This is more than just a few locals making some money on selling on a few narcotics.  This is a huge incredibly lucrative industry that the owners will do absolutely anything to protect.  Before Kelso can acquire the proof he needs for a drugs raid, he suddenly finds himself in the thick of it all.  Kelso has the challenge of his life in front of him.  A man who bad luck follows like a plague needs to forget the stigma he’s had laid upon him and fight for everything he’s ever believed in.  There’s suddenly so much at stake.  So much to lose.  So much that Kelso must uncover and fight against.  This is the time when the Detective’s fortunes must finally change...

DLS Review:
Very much a fast-paced hard-hitting thriller, Herbert’s novel ‘The Jonah’ initially draws the reader into the mysterious circumstances that surround the unlikely presence of LSD in the small coastal town of Aldeburgh.  Herbert keeps up the mystery, only uncovering the truth behind the whole situation in gradual stages. 

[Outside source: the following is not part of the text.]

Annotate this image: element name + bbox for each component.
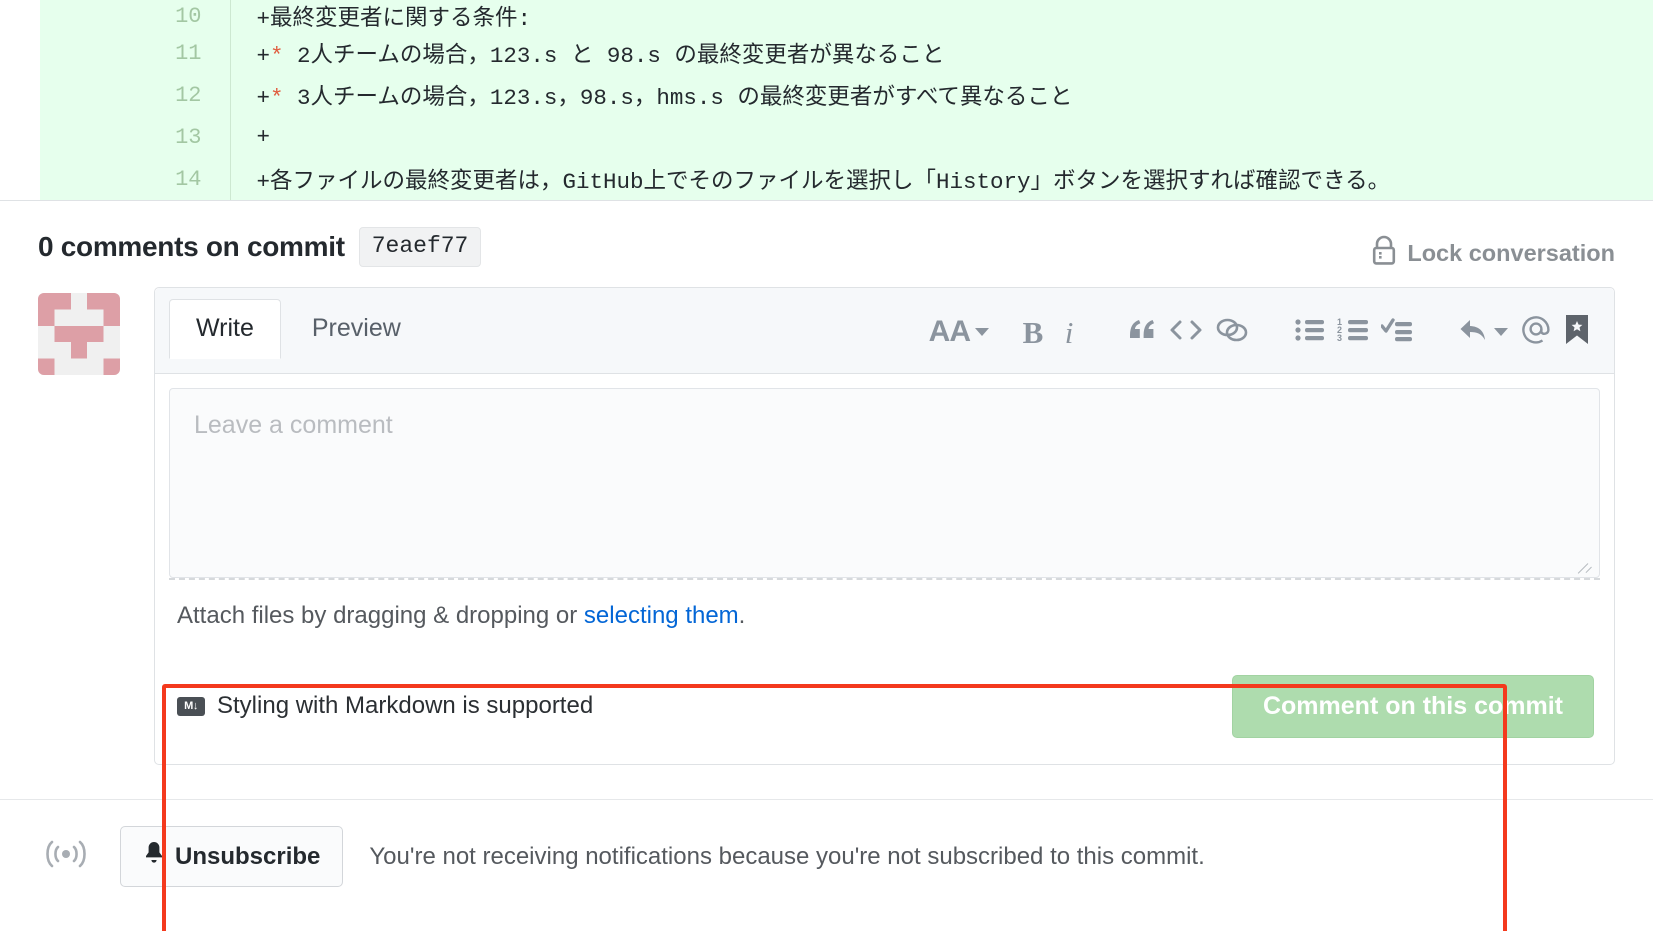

Once the storyline has properly set itself in motion (about a third of the novel in), the suddenly action comes thick and fast, with regular cliff-hangers punctuating each chapter, making the book near-impossible to put down.  Herbert throws in sudden explosions of violence, sex and edge-of-the-seat action at regular points; barely allowing the reader to take a breath before the next twist hurls the reader into another series of desperate events.   The pace just keeps snowballing from here on, with the remaining two-thirds of the novel dedicated to an elaborate and gripping thriller than suddenly escalates into dramatic mind-blowing proportions.

The character of Kelso (a typical Herbert style anti-hero) is written in a very human and easy to identify with manner. Furthermore, the interlacing subplots (particularly surrounding the personal life of Kelso and his developing relationship with Ellie Shepherd) that run parallel to the main thread of the storyline add a good depth to the novel as a whole, whilst fleshing out the characters and their respective pasts.

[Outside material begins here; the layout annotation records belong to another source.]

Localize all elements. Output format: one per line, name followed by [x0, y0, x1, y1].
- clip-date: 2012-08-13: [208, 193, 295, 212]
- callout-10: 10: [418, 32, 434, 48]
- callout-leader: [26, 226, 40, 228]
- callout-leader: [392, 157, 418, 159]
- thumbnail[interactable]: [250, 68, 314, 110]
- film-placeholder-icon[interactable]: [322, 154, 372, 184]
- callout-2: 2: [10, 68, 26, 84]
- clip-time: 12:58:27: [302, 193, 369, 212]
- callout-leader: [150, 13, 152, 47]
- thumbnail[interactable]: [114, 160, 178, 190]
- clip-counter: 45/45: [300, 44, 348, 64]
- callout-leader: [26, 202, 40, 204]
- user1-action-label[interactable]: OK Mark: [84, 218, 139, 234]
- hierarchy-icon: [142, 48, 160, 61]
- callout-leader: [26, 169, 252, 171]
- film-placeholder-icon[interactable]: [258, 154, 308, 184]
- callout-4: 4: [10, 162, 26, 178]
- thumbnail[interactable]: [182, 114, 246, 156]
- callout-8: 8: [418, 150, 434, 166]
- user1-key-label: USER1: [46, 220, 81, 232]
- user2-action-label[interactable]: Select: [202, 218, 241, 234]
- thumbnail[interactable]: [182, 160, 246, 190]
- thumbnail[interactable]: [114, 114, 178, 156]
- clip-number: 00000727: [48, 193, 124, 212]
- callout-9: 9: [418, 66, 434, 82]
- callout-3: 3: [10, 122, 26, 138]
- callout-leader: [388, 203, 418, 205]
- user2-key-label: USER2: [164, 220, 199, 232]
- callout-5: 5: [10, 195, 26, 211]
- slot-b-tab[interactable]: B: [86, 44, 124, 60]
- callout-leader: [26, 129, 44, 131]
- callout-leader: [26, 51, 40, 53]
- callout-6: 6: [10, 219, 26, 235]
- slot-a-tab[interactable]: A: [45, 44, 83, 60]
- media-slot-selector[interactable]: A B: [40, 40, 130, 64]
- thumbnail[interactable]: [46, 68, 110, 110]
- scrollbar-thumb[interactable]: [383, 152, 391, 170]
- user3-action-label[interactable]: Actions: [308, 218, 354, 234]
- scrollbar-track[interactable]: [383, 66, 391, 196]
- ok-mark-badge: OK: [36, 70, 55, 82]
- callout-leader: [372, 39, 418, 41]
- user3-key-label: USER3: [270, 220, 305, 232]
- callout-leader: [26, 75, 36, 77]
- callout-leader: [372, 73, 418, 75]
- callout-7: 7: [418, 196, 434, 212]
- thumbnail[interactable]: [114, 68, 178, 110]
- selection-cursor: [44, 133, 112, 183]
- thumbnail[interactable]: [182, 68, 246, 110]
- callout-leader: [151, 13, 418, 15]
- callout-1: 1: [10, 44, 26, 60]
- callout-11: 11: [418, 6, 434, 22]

Recurring flashbacks that haunt Kelso throughout the tale add an intriguing aspect to the tale, with a big question mark constantly hanging over the character's initially unknown background. Obviously, Herbert purposefully draws this out until the very end, building up the suspense and allowing for a truly spectacular twist finale to take place.

This dramatic twist ending is as amusingly over-the-top as it is predictable.  However, this unsurprising twist doesn’t put any stops on the sheer explosion of events that collide into this downright maelstrom of action that collimates in the unveiling of the hideous truth that has been a constant undercurrent during the tale.  Yes it’s spectacular.  Yes it’s energetic.  And yes it’s completely and utterly gripping.  It’s got everything you want for an ending for this type of novel. 

All in all, ‘The Jonah' is another excellent example of how to write fast-paced, energy filled fiction with a no-holds-barred approach always in mind.  Herbert clearly knows how to ensnare his readers, how to keep up the tension, and ultimately how to produce a solid piece of high-adrenaline fiction.

The novel runs for a total of 253 pages.